Secure Communities, Irate Activists

A heavy-handed ICE decree will only do harm, pro-immigrant forces argue.

The program with the reassuring name Secure Communities took effect last Tuesday in all 39 Washington counties, despite objections from activist groups claiming that the effort to fingerprint and deport undocumented immigrants erodes community trust in law enforcement, costs taxpayers money, and disproportionally targets individuals guilty only of traffic violations or other minor offenses.

Secure Communities was originally introduced in 2008 by ICE (Immigrations and Customs Enforcement) and promoted as a way to rid the country of felonious illegal immigrants. It's supposed to work like this: When people are booked into local jails, their fingerprints are submitted to an FBI database, which ICE then cross-references with their own records to check for previous immigration violations. If an offender pings in the system, ICE will ask local authorities to detain the inmate until their agents arrive to transport the offender to a federal detention center, where he or she likely will face deportation.

Initially, local law-enforcement agencies were allowed to "opt in" to the Secure Communities program. A handful of Washington counties volunteered to take part, including Yakima, Franklin, and Benton—all counties with large Latino populations. The Washington State Patrol, however, resisted statewide implementation of the program, following the lead of New York, Massachusetts, California, and other states. ICE had planned to roll out the program nationally next year, but two weeks ago the agency abruptly announced that participation in Secure Communities would be mandatory statewide.

The move has drawn sharp criticism from legal advocacy and immigrant-rights groups, both of which point to statistics from the Department of Homeland Security as proof that nearly 80 percent of the people deported through Secure Communities have either never been convicted of a crime or are guilty only of minor offenses.

"I call it the insecure communities program," says Ann Benson, directing attorney of the Washington Defender Association. "It's costing us money, it's not making us safer, it's contributing to racial profiling, and it's undermining the criminal-justice system. Those are things I see daily working with criminal prosecutors and courts."

In Washington, data from the six counties that opted in to Secure Communities over the past three years shows that 84 percent of those deported through the program either had no criminal conviction (25 percent) or were charged or convicted with Level 2 or 3 offenses (59 percent), non-felonies that include speeding tickets and other traffic infractions. That, says Toby Guevin, the senior policy and legislative manager at Seattle-based immigrant rights group OneAmerica, has made Latino community members less likely to call the police when something bad happens.

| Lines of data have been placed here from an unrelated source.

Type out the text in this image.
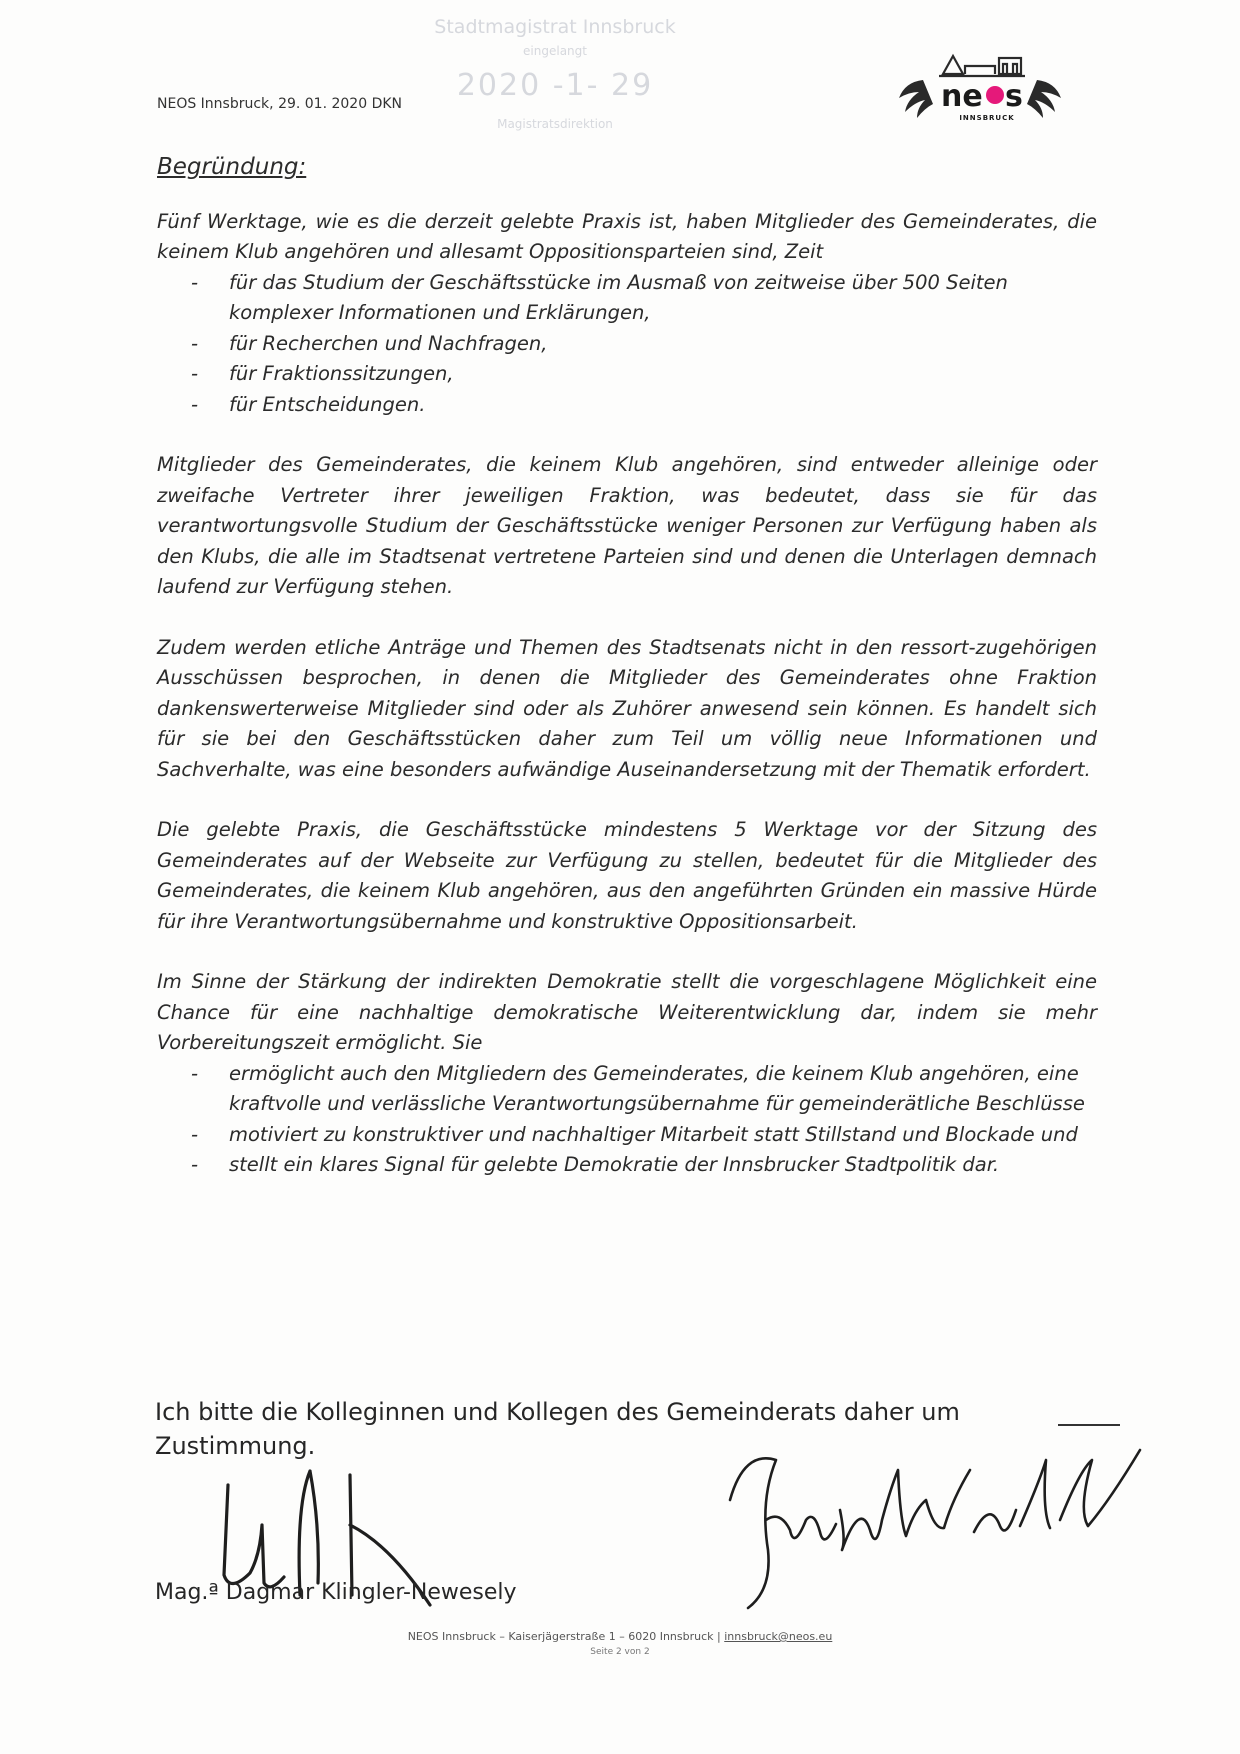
Stadtmagistrat Innsbruck
eingelangt
2020 -1- 29
Magistratsdirektion
NEOS Innsbruck, 29. 01. 2020 DKN	ne s
INNSBRUCK
Begründung:

Fünf Werktage, wie es die derzeit gelebte Praxis ist, haben Mitglieder des Gemeinderates, die keinem Klub angehören und allesamt Oppositionsparteien sind, Zeit

- für das Studium der Geschäftsstücke im Ausmaß von zeitweise über 500 Seiten komplexer Informationen und Erklärungen,
- für Recherchen und Nachfragen,
- für Fraktionssitzungen,
- für Entscheidungen.

Mitglieder des Gemeinderates, die keinem Klub angehören, sind entweder alleinige oder zweifache Vertreter ihrer jeweiligen Fraktion, was bedeutet, dass sie für das verantwortungsvolle Studium der Geschäftsstücke weniger Personen zur Verfügung haben als den Klubs, die alle im Stadtsenat vertretene Parteien sind und denen die Unterlagen demnach laufend zur Verfügung stehen.

Zudem werden etliche Anträge und Themen des Stadtsenats nicht in den ressort-zugehörigen Ausschüssen besprochen, in denen die Mitglieder des Gemeinderates ohne Fraktion dankenswerterweise Mitglieder sind oder als Zuhörer anwesend sein können. Es handelt sich für sie bei den Geschäftsstücken daher zum Teil um völlig neue Informationen und Sachverhalte, was eine besonders aufwändige Auseinandersetzung mit der Thematik erfordert.

Die gelebte Praxis, die Geschäftsstücke mindestens 5 Werktage vor der Sitzung des Gemeinderates auf der Webseite zur Verfügung zu stellen, bedeutet für die Mitglieder des Gemeinderates, die keinem Klub angehören, aus den angeführten Gründen ein massive Hürde für ihre Verantwortungsübernahme und konstruktive Oppositionsarbeit.

Im Sinne der Stärkung der indirekten Demokratie stellt die vorgeschlagene Möglichkeit eine Chance für eine nachhaltige demokratische Weiterentwicklung dar, indem sie mehr Vorbereitungszeit ermöglicht. Sie

- ermöglicht auch den Mitgliedern des Gemeinderates, die keinem Klub angehören, eine kraftvolle und verlässliche Verantwortungsübernahme für gemeinderätliche Beschlüsse
- motiviert zu konstruktiver und nachhaltiger Mitarbeit statt Stillstand und Blockade und
- stellt ein klares Signal für gelebte Demokratie der Innsbrucker Stadtpolitik dar.
Ich bitte die Kolleginnen und Kollegen des Gemeinderats daher um Zustimmung.
Mag.ª Dagmar Klingler-Newesely
NEOS Innsbruck – Kaiserjägerstraße 1 – 6020 Innsbruck | innsbruck@neos.eu
Seite 2 von 2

"Secure Communities is a broad dragnet that catches everybody," Guevin says. "Regardless of what your crime is or why you've been brought in, you're fingerprinted. As a result, witnesses of crimes or victims of crime are really hesitant to call the police."

In addition to breeding mistrust, Benson says Washington taxpayers are usually forced to foot the bill for detaining undocumented immigrants while ICE processes their fingerprints and sends agents to transfer offenders to federal facilities. ICE can order inmates to be held for an additional 48 hours beyond the normal period during which an individual must be charged or released, and that time frame does not include weekends—meaning that in some cases a person can be detained for up to five days before facing charges.

"It's really gumming up the criminal-justice process," Benson says.